Prenatal Diagnosis and Outcome of Congenital Corrected Transposition of the Great Arteries - A Multicenter Report of 69 Cases

Abstract

Objective: Congenital corrected transposition of the great arteries (ccTGA) is a rare congenital cardiac anomaly which remains difficult to diagnose prenatally. We aim to investigate the natural history, associated anomalies and the outcome of patients in prenatally diagnosed ccTGA.

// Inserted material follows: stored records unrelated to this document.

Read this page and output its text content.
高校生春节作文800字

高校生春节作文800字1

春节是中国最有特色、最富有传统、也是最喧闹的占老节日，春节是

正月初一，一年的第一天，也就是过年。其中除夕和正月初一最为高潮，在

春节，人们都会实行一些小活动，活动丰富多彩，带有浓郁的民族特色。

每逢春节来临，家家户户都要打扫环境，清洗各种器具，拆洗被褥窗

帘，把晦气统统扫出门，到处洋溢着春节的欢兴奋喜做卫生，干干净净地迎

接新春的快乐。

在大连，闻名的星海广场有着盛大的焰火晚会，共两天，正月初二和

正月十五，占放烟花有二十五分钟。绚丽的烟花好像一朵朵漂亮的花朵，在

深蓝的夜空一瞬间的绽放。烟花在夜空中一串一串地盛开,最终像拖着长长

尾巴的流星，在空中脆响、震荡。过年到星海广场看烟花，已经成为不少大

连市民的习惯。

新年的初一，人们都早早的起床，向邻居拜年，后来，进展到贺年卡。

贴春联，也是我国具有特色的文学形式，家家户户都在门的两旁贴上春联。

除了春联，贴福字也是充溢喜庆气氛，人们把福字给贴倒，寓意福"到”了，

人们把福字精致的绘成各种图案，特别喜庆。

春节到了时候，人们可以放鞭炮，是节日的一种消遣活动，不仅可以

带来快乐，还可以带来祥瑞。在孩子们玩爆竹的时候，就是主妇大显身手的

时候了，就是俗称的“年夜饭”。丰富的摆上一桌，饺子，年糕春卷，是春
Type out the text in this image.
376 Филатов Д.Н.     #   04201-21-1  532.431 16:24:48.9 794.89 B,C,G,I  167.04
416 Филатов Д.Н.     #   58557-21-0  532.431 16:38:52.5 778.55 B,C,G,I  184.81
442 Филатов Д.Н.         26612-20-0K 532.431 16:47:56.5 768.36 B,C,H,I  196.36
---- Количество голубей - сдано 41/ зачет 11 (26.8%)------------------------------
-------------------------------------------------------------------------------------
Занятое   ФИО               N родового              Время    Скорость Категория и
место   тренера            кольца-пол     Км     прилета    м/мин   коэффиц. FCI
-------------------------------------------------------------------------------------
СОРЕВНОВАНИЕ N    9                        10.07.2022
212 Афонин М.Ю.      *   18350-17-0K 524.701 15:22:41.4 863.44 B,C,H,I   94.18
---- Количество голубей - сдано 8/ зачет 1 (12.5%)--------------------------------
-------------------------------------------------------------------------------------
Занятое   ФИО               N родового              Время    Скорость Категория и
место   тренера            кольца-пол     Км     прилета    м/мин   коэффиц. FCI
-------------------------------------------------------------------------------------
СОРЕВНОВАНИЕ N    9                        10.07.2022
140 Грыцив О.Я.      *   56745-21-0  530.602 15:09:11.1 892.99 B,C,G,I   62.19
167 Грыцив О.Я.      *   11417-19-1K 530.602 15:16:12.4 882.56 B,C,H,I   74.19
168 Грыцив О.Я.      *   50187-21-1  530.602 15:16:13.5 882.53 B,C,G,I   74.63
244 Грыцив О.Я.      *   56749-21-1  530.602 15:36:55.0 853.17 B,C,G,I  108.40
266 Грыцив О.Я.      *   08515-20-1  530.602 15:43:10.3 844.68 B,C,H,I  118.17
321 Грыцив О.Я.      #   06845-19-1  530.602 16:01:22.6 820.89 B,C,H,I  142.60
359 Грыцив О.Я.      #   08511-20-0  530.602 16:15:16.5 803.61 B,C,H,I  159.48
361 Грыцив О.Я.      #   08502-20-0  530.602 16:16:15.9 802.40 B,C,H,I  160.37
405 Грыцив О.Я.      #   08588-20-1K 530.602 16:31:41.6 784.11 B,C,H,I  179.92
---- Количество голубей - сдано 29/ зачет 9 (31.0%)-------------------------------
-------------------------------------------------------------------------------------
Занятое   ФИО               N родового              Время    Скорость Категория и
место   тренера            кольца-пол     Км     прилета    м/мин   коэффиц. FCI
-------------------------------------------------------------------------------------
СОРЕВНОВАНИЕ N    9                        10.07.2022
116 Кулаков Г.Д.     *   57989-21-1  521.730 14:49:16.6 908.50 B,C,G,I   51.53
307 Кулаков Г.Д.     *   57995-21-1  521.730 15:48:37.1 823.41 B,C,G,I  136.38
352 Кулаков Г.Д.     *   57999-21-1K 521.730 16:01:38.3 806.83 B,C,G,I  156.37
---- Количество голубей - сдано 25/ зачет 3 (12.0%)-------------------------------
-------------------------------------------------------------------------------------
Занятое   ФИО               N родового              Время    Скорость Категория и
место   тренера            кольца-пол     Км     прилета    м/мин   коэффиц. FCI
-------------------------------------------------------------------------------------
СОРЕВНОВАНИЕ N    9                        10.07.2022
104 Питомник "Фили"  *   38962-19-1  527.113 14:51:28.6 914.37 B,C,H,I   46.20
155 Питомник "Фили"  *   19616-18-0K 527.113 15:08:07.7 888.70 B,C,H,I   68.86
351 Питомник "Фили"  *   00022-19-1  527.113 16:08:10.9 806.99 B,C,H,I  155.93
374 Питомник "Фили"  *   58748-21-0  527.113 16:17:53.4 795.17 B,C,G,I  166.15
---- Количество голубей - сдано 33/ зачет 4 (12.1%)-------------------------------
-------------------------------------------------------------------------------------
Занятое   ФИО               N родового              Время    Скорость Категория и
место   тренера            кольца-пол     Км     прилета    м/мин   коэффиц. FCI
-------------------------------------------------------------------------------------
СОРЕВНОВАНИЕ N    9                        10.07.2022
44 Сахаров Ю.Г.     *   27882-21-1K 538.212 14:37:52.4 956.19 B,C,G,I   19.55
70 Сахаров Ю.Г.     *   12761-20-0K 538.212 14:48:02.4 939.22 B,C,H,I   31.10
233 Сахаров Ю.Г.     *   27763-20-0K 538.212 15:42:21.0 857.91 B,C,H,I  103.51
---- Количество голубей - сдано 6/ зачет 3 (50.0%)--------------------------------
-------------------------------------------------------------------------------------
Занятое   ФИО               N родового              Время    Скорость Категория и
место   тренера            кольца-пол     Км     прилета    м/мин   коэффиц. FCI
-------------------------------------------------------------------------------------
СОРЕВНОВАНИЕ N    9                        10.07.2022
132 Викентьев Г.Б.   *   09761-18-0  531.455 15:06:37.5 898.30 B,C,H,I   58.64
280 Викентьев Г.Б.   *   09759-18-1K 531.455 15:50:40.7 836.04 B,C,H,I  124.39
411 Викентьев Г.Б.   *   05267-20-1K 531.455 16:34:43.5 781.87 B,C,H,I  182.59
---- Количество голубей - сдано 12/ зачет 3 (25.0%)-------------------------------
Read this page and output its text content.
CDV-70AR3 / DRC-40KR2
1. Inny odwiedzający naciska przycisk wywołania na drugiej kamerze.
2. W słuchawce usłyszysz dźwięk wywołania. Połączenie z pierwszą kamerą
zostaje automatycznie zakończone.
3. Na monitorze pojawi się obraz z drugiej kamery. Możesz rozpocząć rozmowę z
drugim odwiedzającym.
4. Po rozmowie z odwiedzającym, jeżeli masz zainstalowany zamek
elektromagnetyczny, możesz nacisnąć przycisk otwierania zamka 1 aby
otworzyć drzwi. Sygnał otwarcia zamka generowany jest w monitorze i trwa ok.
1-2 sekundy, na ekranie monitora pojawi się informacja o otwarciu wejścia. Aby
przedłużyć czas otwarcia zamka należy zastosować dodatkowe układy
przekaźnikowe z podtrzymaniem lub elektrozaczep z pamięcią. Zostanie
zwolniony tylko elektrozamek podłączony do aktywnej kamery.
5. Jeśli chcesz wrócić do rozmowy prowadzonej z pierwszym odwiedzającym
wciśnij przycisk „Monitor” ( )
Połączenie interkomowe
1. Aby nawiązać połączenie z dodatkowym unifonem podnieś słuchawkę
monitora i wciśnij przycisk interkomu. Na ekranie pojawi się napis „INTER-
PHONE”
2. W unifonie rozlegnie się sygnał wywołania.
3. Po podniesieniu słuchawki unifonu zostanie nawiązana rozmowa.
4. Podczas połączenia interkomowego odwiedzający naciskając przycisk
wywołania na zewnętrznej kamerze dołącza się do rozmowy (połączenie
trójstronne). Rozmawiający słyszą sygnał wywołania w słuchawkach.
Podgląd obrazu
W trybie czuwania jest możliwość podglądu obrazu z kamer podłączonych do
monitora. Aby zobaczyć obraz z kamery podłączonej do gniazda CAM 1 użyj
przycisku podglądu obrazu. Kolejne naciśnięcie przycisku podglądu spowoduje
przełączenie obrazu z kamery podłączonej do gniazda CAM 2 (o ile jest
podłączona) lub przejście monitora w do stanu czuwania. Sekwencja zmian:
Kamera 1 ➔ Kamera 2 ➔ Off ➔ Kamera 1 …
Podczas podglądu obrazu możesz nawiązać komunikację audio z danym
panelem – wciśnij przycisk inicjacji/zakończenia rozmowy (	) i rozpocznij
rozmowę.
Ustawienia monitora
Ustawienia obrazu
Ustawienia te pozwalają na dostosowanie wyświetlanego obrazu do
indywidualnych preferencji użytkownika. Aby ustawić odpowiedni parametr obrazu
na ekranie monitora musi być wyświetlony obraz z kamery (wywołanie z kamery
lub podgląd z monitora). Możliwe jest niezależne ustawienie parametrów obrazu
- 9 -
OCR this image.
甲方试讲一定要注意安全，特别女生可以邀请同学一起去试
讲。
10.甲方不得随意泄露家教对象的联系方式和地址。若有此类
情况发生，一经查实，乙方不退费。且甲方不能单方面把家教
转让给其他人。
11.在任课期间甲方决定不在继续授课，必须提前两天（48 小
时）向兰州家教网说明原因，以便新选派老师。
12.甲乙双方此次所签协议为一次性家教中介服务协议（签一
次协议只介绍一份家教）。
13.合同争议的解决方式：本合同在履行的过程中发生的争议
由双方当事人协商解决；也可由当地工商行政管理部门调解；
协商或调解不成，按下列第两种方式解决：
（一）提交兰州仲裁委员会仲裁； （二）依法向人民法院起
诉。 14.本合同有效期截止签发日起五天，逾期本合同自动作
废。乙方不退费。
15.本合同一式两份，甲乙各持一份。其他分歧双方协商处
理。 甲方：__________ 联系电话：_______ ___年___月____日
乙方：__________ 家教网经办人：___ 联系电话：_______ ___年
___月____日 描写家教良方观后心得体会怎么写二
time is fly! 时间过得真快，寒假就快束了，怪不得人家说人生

Method: This was an international multicenter retrospective analysis of fetuses with a diagnosis of ccTGA from 2002 to 2017. We reviewed clinical and echocardiographic databases of seven centers. Anatomic survey and fetal echocardiography were performed according to international guidelines of ISUOG.

Results: We considered 69 fetuses with prenatally suspected ccTGA. There was an overall survival rate of 91 % among 54 patients with a confirmed diagnosis. Survival to live birth was 96 % (52/54) and survival on an intention-to-treat basis was 94 % (49/52). The mean gestational age at the time of diagnosis was 25.6 ± 5.9 weeks of gestation. In 7 out of 54 fetuses (13 %), ccTGA was an isolated finding. Dextro/mesocardia was present in 15 cases (27.8 %). Intracardiac anomalies were present in 46/54 cases (85.2 %) with the most frequent anomaly being a ventricular septal defect present in 41 fetuses (75.9 %). Complete heart block was diagnosed in 10 cases (18.5 %). Extracardiac anomalies were observed in 9 out of 54 cases (16.7 %). Prenatal karyotyping of the fetus was available in 30/54 (55.6 %) cases with chromosomal anomalies in 4/30 (13.3 %).

Conclusion: ccTGA is a rare cardiac anomaly often accompanied by a variable spectrum of further intracardiac abnormalities. Accurate diagnosis of ccTGA, which can be integrated into parental counselling, is feasible with a favorable short-term outcome for affected neonates.